The number one thing to keep in mind is not to give up. You will make mistakes, there will be dark times, you may appear to hit plateaus, but you have to persevere. Continue to display the characteristics that got you this far, and you will keep moving forward.

What has been your greatest career achievement? There have been many things throughout my career that have been really rewarding. But I will say I'm really proud to be at Frank Recruitment Group, and I'm proud of what we've achieved since the time I joined in January 2017. We've grown our headcount enormously, we've opened offices in a host of new countries, we're succeeding in new markets. And we've done all this while rolling out a major new CRM system.

Our Salesforce CRM project was the largest force.com implementation ever undertaken in Europe, and we pushed it live globally, across seven brands, in the space of four and half months. This involved moving from several legacy platforms, cleansing and migrating data, and training hundreds of users, and we did that without any major issues.

The success of that project and our ongoing digital transformation is what led to my being nominated for the CIO of the Year prize at 2018's Tech Leader Awards, which is of course something I am incredibly proud of.

Looking back with 20:20 hindsight, what would you have done differently? I believe that you're a product of your experiences; if all of the things I've done and the choices I've made are what have led me to where I am, then ultimately I wouldn't do anything differently. I'm very happy with where I am now.
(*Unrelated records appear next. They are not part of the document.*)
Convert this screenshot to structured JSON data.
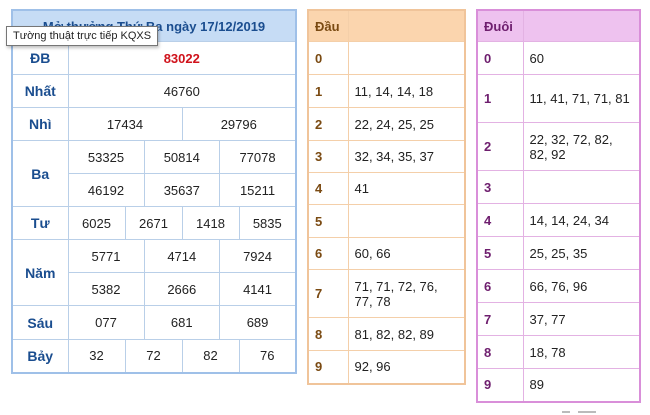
{
  "results": {
    "title": "Mở thưởng Thứ Ba ngày 17/12/2019",
    "tooltip": "Tường thuật trực tiếp KQXS",
    "rows": {
      "db": {
        "label": "ĐB",
        "values": [
          "83022"
        ]
      },
      "nhat": {
        "label": "Nhất",
        "values": [
          "46760"
        ]
      },
      "nhi": {
        "label": "Nhì",
        "values": [
          "17434",
          "29796"
        ]
      },
      "ba": {
        "label": "Ba",
        "values": [
          "53325",
          "50814",
          "77078",
          "46192",
          "35637",
          "15211"
        ]
      },
      "tu": {
        "label": "Tư",
        "values": [
          "6025",
          "2671",
          "1418",
          "5835"
        ]
      },
      "nam": {
        "label": "Năm",
        "values": [
          "5771",
          "4714",
          "7924",
          "5382",
          "2666",
          "4141"
        ]
      },
      "sau": {
        "label": "Sáu",
        "values": [
          "077",
          "681",
          "689"
        ]
      },
      "bay": {
        "label": "Bảy",
        "values": [
          "32",
          "72",
          "82",
          "76"
        ]
      }
    }
  },
  "dau": {
    "header": "Đầu",
    "rows": [
      {
        "digit": "0",
        "values": ""
      },
      {
        "digit": "1",
        "values": "11, 14, 14, 18"
      },
      {
        "digit": "2",
        "values": "22, 24, 25, 25"
      },
      {
        "digit": "3",
        "values": "32, 34, 35, 37"
      },
      {
        "digit": "4",
        "values": "41"
      },
      {
        "digit": "5",
        "values": ""
      },
      {
        "digit": "6",
        "values": "60, 66"
      },
      {
        "digit": "7",
        "values": "71, 71, 72, 76, 77, 78"
      },
      {
        "digit": "8",
        "values": "81, 82, 82, 89"
      },
      {
        "digit": "9",
        "values": "92, 96"
      }
    ]
  },
  "duoi": {
    "header": "Đuôi",
    "rows": [
      {
        "digit": "0",
        "values": "60"
      },
      {
        "digit": "1",
        "values": "11, 41, 71, 71, 81"
      },
      {
        "digit": "2",
        "values": "22, 32, 72, 82, 82, 92"
      },
      {
        "digit": "3",
        "values": ""
      },
      {
        "digit": "4",
        "values": "14, 14, 24, 34"
      },
      {
        "digit": "5",
        "values": "25, 25, 35"
      },
      {
        "digit": "6",
        "values": "66, 76, 96"
      },
      {
        "digit": "7",
        "values": "37, 77"
      },
      {
        "digit": "8",
        "values": "18, 78"
      },
      {
        "digit": "9",
        "values": "89"
      }
    ]
  },
  "colors": {
    "results_header_bg": "#c6dcf5",
    "label_text": "#1a4d8f",
    "special_prize": "#d0121b",
    "dau_header_bg": "#fbd5ae",
    "duoi_header_bg": "#eec2ef"
  }
}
That said, I am not one of these people who will gloss over the rough patches. To sit there and say you wouldn't do anything differently is to say you have never made a mistake, you have never learned from something. That's not true. However, I don't have any major regrets. Everything that has perhaps not gone the way I planned or expected has been a learning experience.

What are you reading now? At the moment I'm reading rugby coaching ‘bible' Total Rugby, by famous Scottish International and British Lion Jim Greenwood. He's one of only four rugby coaches in the World Rugby Hall of Fame, even though he never coached an international team. He's one of the game's greatest visionaries—he very much advocates giving people guidance and their own space to grow and become self-reliant. His style of coaching was about getting people to think for themselves; he wanted each player to "be their own coach, to encourage each player to expand their awareness, to find truth wherever it lay."

Most people don't know that I… I spent some time in Central America, building housing for the indigenous Lenca people of Honduras, where we constructed huts from mud and other natural materials. The Lenca are Honduras' largest indigenous group, and their communities are centred around traditionally practiced agriculture, growing crops like coffee, cacao, and tobacco. My time with the Lenca was eye-opening. They live with extreme poverty, with no electricity and no running water, but their communities are very tight-knit; everyone is expected to contribute to the maintenance of the group. It really gave me a lesson in what's really important in life and how we take for granted such crucial and basic things like being able to eat.

In my spare time, I like to…I try to keep fit, whether that's boxing, training in the gym, or running. I also coach youth rugby and like to cook (even though my chef ambitions never quite panned out), and most importantly I love to spend time with my family.

Ask me to do anything but… Do not ask me to just keep the lights on. I am incredibly flexible when it comes to new things. I thrive on change, which is what gets me excited. So do not ask me to keep things ticking over.